— Вы видите, что я знаю очень много. Я знаю почти все. Почти. Я не знаю только одного. Не могу я понять. Неужели вы рассчитываете, что вам это удастся сделать? Вы же имеете представление об этом мире, о законах этого криминального мира. Вы же должны ясно понимать, что вас не выпустят с такими деньгами.
— С какими деньгами? — Ян окончательно растерялся.

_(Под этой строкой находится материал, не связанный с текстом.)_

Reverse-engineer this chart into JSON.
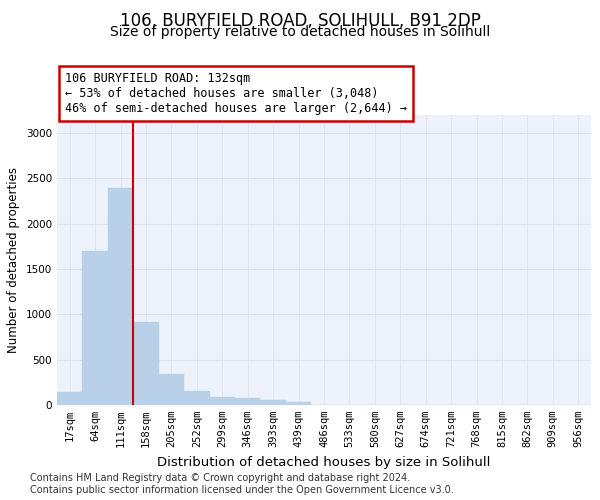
{
  "title1": "106, BURYFIELD ROAD, SOLIHULL, B91 2DP",
  "title2": "Size of property relative to detached houses in Solihull",
  "xlabel": "Distribution of detached houses by size in Solihull",
  "ylabel": "Number of detached properties",
  "bar_color": "#b8d0e8",
  "bar_edge_color": "#b8d0e8",
  "bin_labels": [
    "17sqm",
    "64sqm",
    "111sqm",
    "158sqm",
    "205sqm",
    "252sqm",
    "299sqm",
    "346sqm",
    "393sqm",
    "439sqm",
    "486sqm",
    "533sqm",
    "580sqm",
    "627sqm",
    "674sqm",
    "721sqm",
    "768sqm",
    "815sqm",
    "862sqm",
    "909sqm",
    "956sqm"
  ],
  "bar_values": [
    140,
    1700,
    2390,
    920,
    340,
    160,
    90,
    75,
    50,
    30,
    5,
    0,
    0,
    0,
    0,
    0,
    0,
    0,
    0,
    0,
    0
  ],
  "ylim": [
    0,
    3200
  ],
  "yticks": [
    0,
    500,
    1000,
    1500,
    2000,
    2500,
    3000
  ],
  "vline_bin_index": 2,
  "annotation_text": "106 BURYFIELD ROAD: 132sqm\n← 53% of detached houses are smaller (3,048)\n46% of semi-detached houses are larger (2,644) →",
  "annotation_box_color": "#ffffff",
  "annotation_box_edge": "#cc0000",
  "vline_color": "#cc0000",
  "grid_color": "#dde3ee",
  "background_color": "#edf1f9",
  "footer_text": "Contains HM Land Registry data © Crown copyright and database right 2024.\nContains public sector information licensed under the Open Government Licence v3.0.",
  "title1_fontsize": 12,
  "title2_fontsize": 10,
  "xlabel_fontsize": 9.5,
  "ylabel_fontsize": 8.5,
  "tick_fontsize": 7.5,
  "footer_fontsize": 7
}
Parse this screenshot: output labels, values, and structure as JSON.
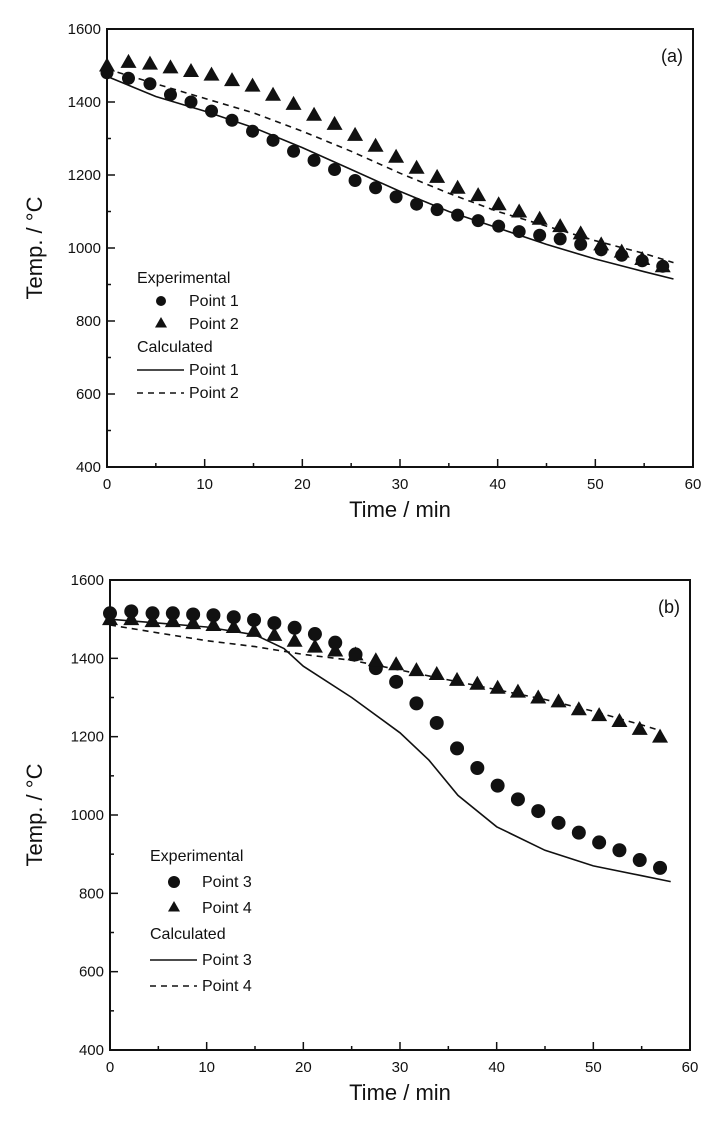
{
  "chart_data": [
    {
      "type": "line",
      "panel_label": "(a)",
      "xlabel": "Time / min",
      "ylabel": "Temp. / °C",
      "xlim": [
        0,
        60
      ],
      "ylim": [
        400,
        1600
      ],
      "xticks": [
        "0",
        "10",
        "20",
        "30",
        "40",
        "50",
        "60"
      ],
      "yticks": [
        "400",
        "600",
        "800",
        "1000",
        "1200",
        "1400",
        "1600"
      ],
      "grid": false,
      "legend_position": "center-left",
      "legend": {
        "experimental_title": "Experimental",
        "calculated_title": "Calculated",
        "items": [
          {
            "group": "Experimental",
            "marker": "circle",
            "label": "Point 1"
          },
          {
            "group": "Experimental",
            "marker": "triangle",
            "label": "Point 2"
          },
          {
            "group": "Calculated",
            "line": "solid",
            "label": "Point 1"
          },
          {
            "group": "Calculated",
            "line": "dashed",
            "label": "Point 2"
          }
        ]
      },
      "series": [
        {
          "name": "Experimental Point 1",
          "kind": "scatter",
          "marker": "circle",
          "x": [
            0,
            2.2,
            4.4,
            6.5,
            8.6,
            10.7,
            12.8,
            14.9,
            17,
            19.1,
            21.2,
            23.3,
            25.4,
            27.5,
            29.6,
            31.7,
            33.8,
            35.9,
            38,
            40.1,
            42.2,
            44.3,
            46.4,
            48.5,
            50.6,
            52.7,
            54.8,
            56.9
          ],
          "y": [
            1480,
            1465,
            1450,
            1420,
            1400,
            1375,
            1350,
            1320,
            1295,
            1265,
            1240,
            1215,
            1185,
            1165,
            1140,
            1120,
            1105,
            1090,
            1075,
            1060,
            1045,
            1035,
            1025,
            1010,
            995,
            980,
            965,
            950
          ]
        },
        {
          "name": "Experimental Point 2",
          "kind": "scatter",
          "marker": "triangle",
          "x": [
            0,
            2.2,
            4.4,
            6.5,
            8.6,
            10.7,
            12.8,
            14.9,
            17,
            19.1,
            21.2,
            23.3,
            25.4,
            27.5,
            29.6,
            31.7,
            33.8,
            35.9,
            38,
            40.1,
            42.2,
            44.3,
            46.4,
            48.5,
            50.6,
            52.7,
            54.8,
            56.9
          ],
          "y": [
            1500,
            1510,
            1505,
            1495,
            1485,
            1475,
            1460,
            1445,
            1420,
            1395,
            1365,
            1340,
            1310,
            1280,
            1250,
            1220,
            1195,
            1165,
            1145,
            1120,
            1100,
            1080,
            1060,
            1040,
            1010,
            990,
            970,
            950
          ]
        },
        {
          "name": "Calculated Point 1",
          "kind": "line",
          "style": "solid",
          "x": [
            0,
            5,
            10,
            15,
            20,
            25,
            30,
            35,
            40,
            45,
            50,
            55,
            58
          ],
          "y": [
            1470,
            1415,
            1375,
            1330,
            1275,
            1215,
            1155,
            1100,
            1055,
            1010,
            970,
            935,
            915
          ]
        },
        {
          "name": "Calculated Point 2",
          "kind": "line",
          "style": "dashed",
          "x": [
            0,
            5,
            10,
            15,
            20,
            25,
            30,
            35,
            40,
            45,
            50,
            55,
            58
          ],
          "y": [
            1490,
            1450,
            1410,
            1370,
            1320,
            1265,
            1205,
            1150,
            1100,
            1060,
            1020,
            985,
            960
          ]
        }
      ]
    },
    {
      "type": "line",
      "panel_label": "(b)",
      "xlabel": "Time / min",
      "ylabel": "Temp. / °C",
      "xlim": [
        0,
        60
      ],
      "ylim": [
        400,
        1600
      ],
      "xticks": [
        "0",
        "10",
        "20",
        "30",
        "40",
        "50",
        "60"
      ],
      "yticks": [
        "400",
        "600",
        "800",
        "1000",
        "1200",
        "1400",
        "1600"
      ],
      "grid": false,
      "legend_position": "center-left",
      "legend": {
        "experimental_title": "Experimental",
        "calculated_title": "Calculated",
        "items": [
          {
            "group": "Experimental",
            "marker": "circle",
            "label": "Point 3"
          },
          {
            "group": "Experimental",
            "marker": "triangle",
            "label": "Point 4"
          },
          {
            "group": "Calculated",
            "line": "solid",
            "label": "Point 3"
          },
          {
            "group": "Calculated",
            "line": "dashed",
            "label": "Point 4"
          }
        ]
      },
      "series": [
        {
          "name": "Experimental Point 3",
          "kind": "scatter",
          "marker": "circle",
          "x": [
            0,
            2.2,
            4.4,
            6.5,
            8.6,
            10.7,
            12.8,
            14.9,
            17,
            19.1,
            21.2,
            23.3,
            25.4,
            27.5,
            29.6,
            31.7,
            33.8,
            35.9,
            38,
            40.1,
            42.2,
            44.3,
            46.4,
            48.5,
            50.6,
            52.7,
            54.8,
            56.9
          ],
          "y": [
            1515,
            1520,
            1515,
            1515,
            1512,
            1510,
            1505,
            1498,
            1490,
            1478,
            1462,
            1440,
            1410,
            1375,
            1340,
            1285,
            1235,
            1170,
            1120,
            1075,
            1040,
            1010,
            980,
            955,
            930,
            910,
            885,
            865
          ]
        },
        {
          "name": "Experimental Point 4",
          "kind": "scatter",
          "marker": "triangle",
          "x": [
            0,
            2.2,
            4.4,
            6.5,
            8.6,
            10.7,
            12.8,
            14.9,
            17,
            19.1,
            21.2,
            23.3,
            25.4,
            27.5,
            29.6,
            31.7,
            33.8,
            35.9,
            38,
            40.1,
            42.2,
            44.3,
            46.4,
            48.5,
            50.6,
            52.7,
            54.8,
            56.9
          ],
          "y": [
            1500,
            1500,
            1495,
            1495,
            1490,
            1485,
            1480,
            1470,
            1460,
            1445,
            1430,
            1420,
            1410,
            1395,
            1385,
            1370,
            1360,
            1345,
            1335,
            1325,
            1315,
            1300,
            1290,
            1270,
            1255,
            1240,
            1220,
            1200
          ]
        },
        {
          "name": "Calculated Point 3",
          "kind": "line",
          "style": "solid",
          "x": [
            0,
            5,
            10,
            15,
            18,
            20,
            25,
            30,
            33,
            36,
            40,
            45,
            50,
            55,
            58
          ],
          "y": [
            1500,
            1490,
            1480,
            1460,
            1425,
            1380,
            1300,
            1210,
            1140,
            1050,
            970,
            910,
            870,
            845,
            830
          ]
        },
        {
          "name": "Calculated Point 4",
          "kind": "line",
          "style": "dashed",
          "x": [
            0,
            5,
            10,
            15,
            20,
            25,
            30,
            35,
            40,
            45,
            50,
            55,
            57
          ],
          "y": [
            1485,
            1465,
            1445,
            1430,
            1410,
            1395,
            1370,
            1345,
            1320,
            1295,
            1265,
            1230,
            1215
          ]
        }
      ]
    }
  ]
}
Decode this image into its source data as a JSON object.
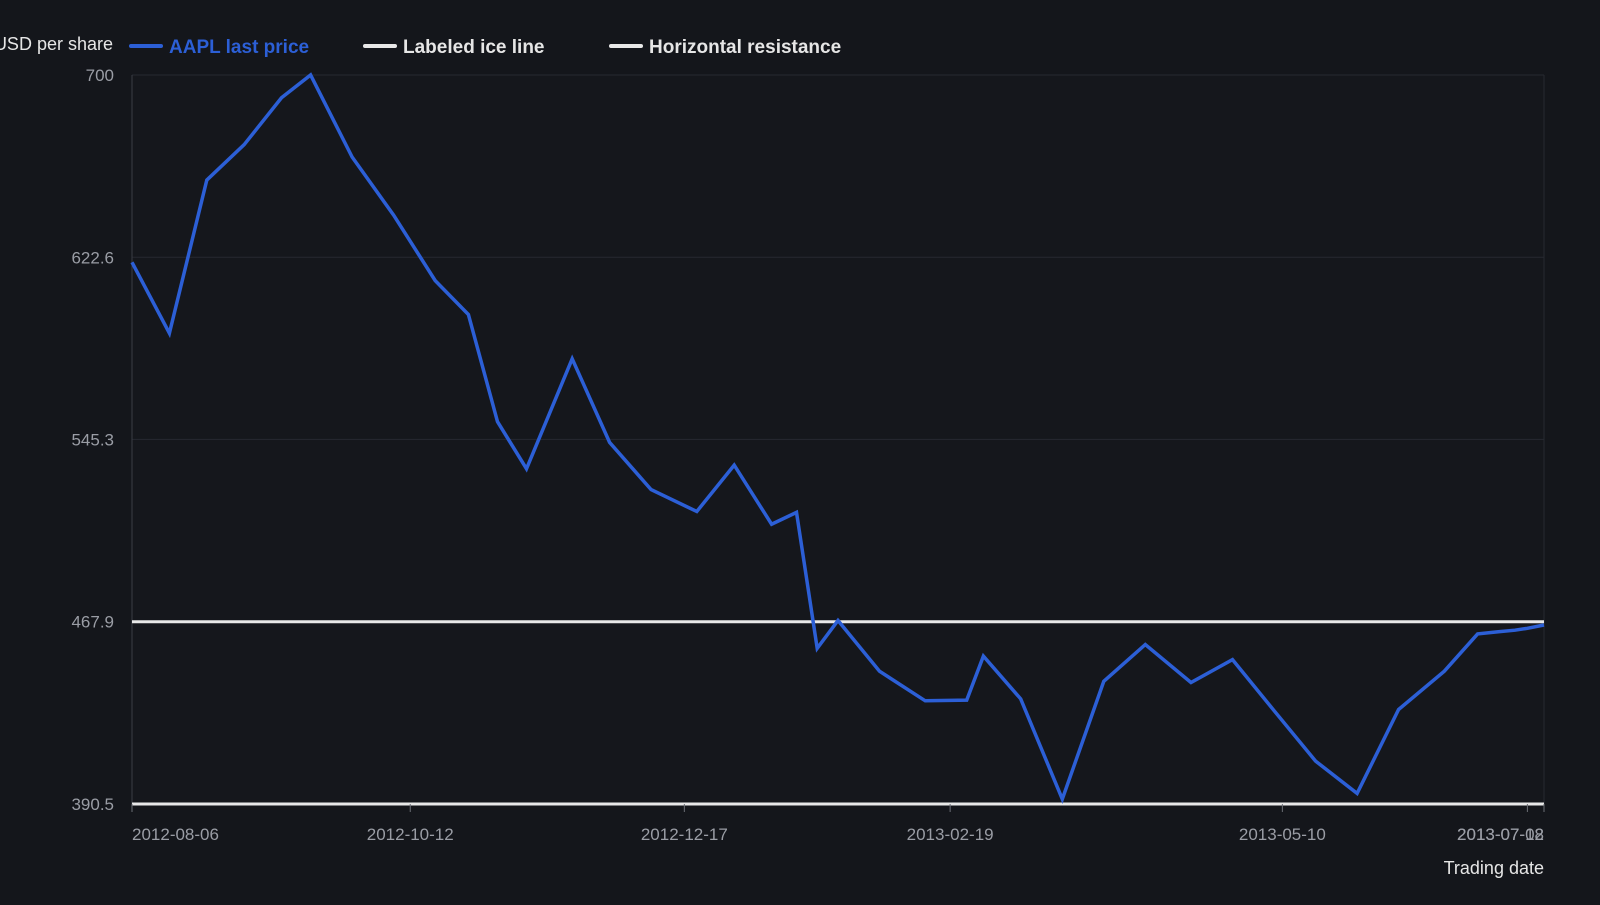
{
  "colors": {
    "background": "#14161b",
    "plot_background": "#15171c",
    "series_line": "#2c5fd6",
    "reference_line": "#e8e8e8",
    "grid": "#262930",
    "tick_text": "#9a9da5",
    "axis_title_text": "#e6e6e6",
    "legend_text": "#e6e6e6"
  },
  "chart_data": {
    "type": "line",
    "title": "",
    "xlabel": "Trading date",
    "ylabel": "USD per share",
    "ylim": [
      390.5,
      700
    ],
    "y_ticks": [
      700,
      622.6,
      545.3,
      467.9,
      390.5
    ],
    "y_tick_labels": [
      "700",
      "622.6",
      "545.3",
      "467.9",
      "390.5"
    ],
    "x_ticks": [
      "2012-08-06",
      "2012-10-12",
      "2012-12-17",
      "2013-02-19",
      "2013-05-10",
      "2013-07-08",
      "2013-07-12"
    ],
    "x_tick_labels": [
      "2012-08-06",
      "2012-10-12",
      "2012-12-17",
      "2013-02-19",
      "2013-05-10",
      "2013-07-08",
      "2013-07-12"
    ],
    "xlim": [
      "2012-08-06",
      "2013-07-12"
    ],
    "grid": true,
    "legend_position": "top-left",
    "series": [
      {
        "name": "AAPL last price",
        "x": [
          "2012-08-06",
          "2012-08-15",
          "2012-08-24",
          "2012-09-02",
          "2012-09-11",
          "2012-09-18",
          "2012-09-28",
          "2012-10-08",
          "2012-10-18",
          "2012-10-26",
          "2012-11-02",
          "2012-11-09",
          "2012-11-20",
          "2012-11-29",
          "2012-12-09",
          "2012-12-20",
          "2012-12-29",
          "2013-01-07",
          "2013-01-13",
          "2013-01-18",
          "2013-01-23",
          "2013-02-02",
          "2013-02-13",
          "2013-02-23",
          "2013-02-27",
          "2013-03-08",
          "2013-03-18",
          "2013-03-28",
          "2013-04-07",
          "2013-04-18",
          "2013-04-28",
          "2013-05-08",
          "2013-05-18",
          "2013-05-28",
          "2013-06-07",
          "2013-06-18",
          "2013-06-26",
          "2013-07-01",
          "2013-07-05",
          "2013-07-08",
          "2013-07-12"
        ],
        "values": [
          620.5,
          590.4,
          655.4,
          670.4,
          690.3,
          700.0,
          665.2,
          640.5,
          612.7,
          598.3,
          552.8,
          532.8,
          579.5,
          544.0,
          524.0,
          514.7,
          534.4,
          509.3,
          514.3,
          456.6,
          468.4,
          446.9,
          434.3,
          434.6,
          453.3,
          435.1,
          392.6,
          442.6,
          458.2,
          442.1,
          451.8,
          430.1,
          408.7,
          395.0,
          430.6,
          446.9,
          462.7,
          463.6,
          464.3,
          465.1,
          466.5
        ]
      }
    ],
    "reference_lines": [
      {
        "name": "Labeled ice line",
        "value": 467.9
      },
      {
        "name": "Horizontal resistance",
        "value": 390.5
      }
    ]
  }
}
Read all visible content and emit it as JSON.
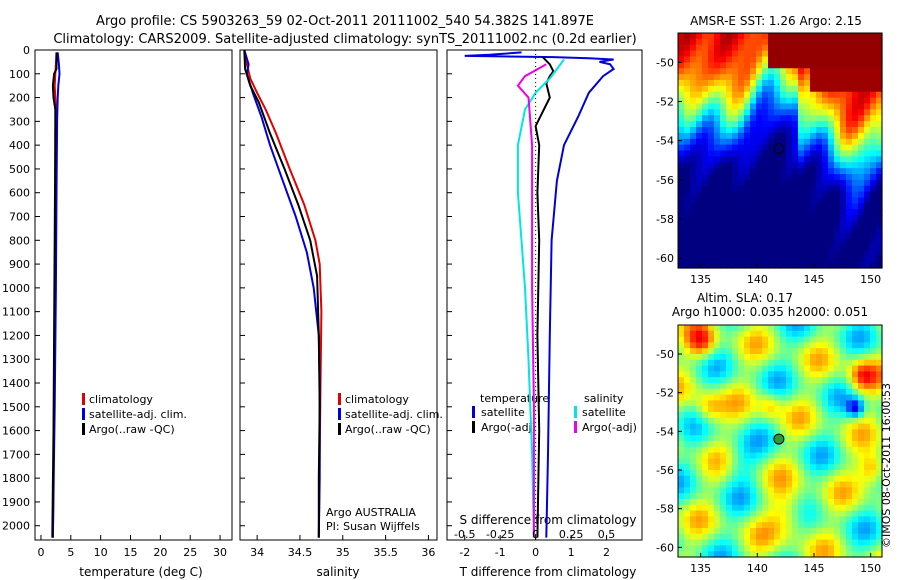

Магницкий казался трезвым, и по роду занятий не мог быть шизофреником. Не мог быть, потому что они там все медкомиссию проходят. Но мог им стать, потому что работа больно вредная. Во всяком случае, все, что он сказал, было слишком похоже на цитату из учебника по психиатрии. У психов своя логика, непостижимая для нормального человека. И сейчас Ян тщетно пытался понять, какая связь между латвийском паспортом и бывшей женой, с которой он никуда не собирался ехать — наоборот, был бы рад поскорее ее проводить. Что еще? Какие-то деньги. Какие деньги?
— Вы меня с кем-то путаете.
— Ян, вы мне симпатичны, — сказал Магницкий. — Вы нормальный человек. Я искренне хочу вам помочь. Ян, отдайте деньги. Лучше всего, если вы отдадите их мне.
— Ладно, уговорили, — сказал Ян. — Возьмите в тумбочке.
— В тумбочке? — переспросил Магницкий, оглядываясь.
— Ах да, совсем забыл, они под матрасом, — сказал Ян. — Товарищ следователь, вы заберете все деньги или немножко оставите?
— Хорошо, зайдем с другой стороны, — сказал Магницкий, — может быть, и нет никаких денег. Может быть, ваш директор дает ложные показания. Может быть, Корша никто и не убивал.
— Я как-то потерял нить разговора, — сказал Ян. — Если вы меня спрашиваете, то хоть дайте время ответить.
— Хорошо, спрашиваю. В каких отношениях вы находитесь с Хорьковым?
— В нормальных отношениях нахожусь, — сказал Ян, следя за мимикой и интонациями. — А что?
— А как вы тогда объясните, что он вас топит? В своих показаниях он прямо называет вас участником убийства Корша.
— Что? Что… Что?!?!
— Ничего особенного. Это нормально. Подозреваются всегда самые близкие, а вы были близким другом убитого, ведь так?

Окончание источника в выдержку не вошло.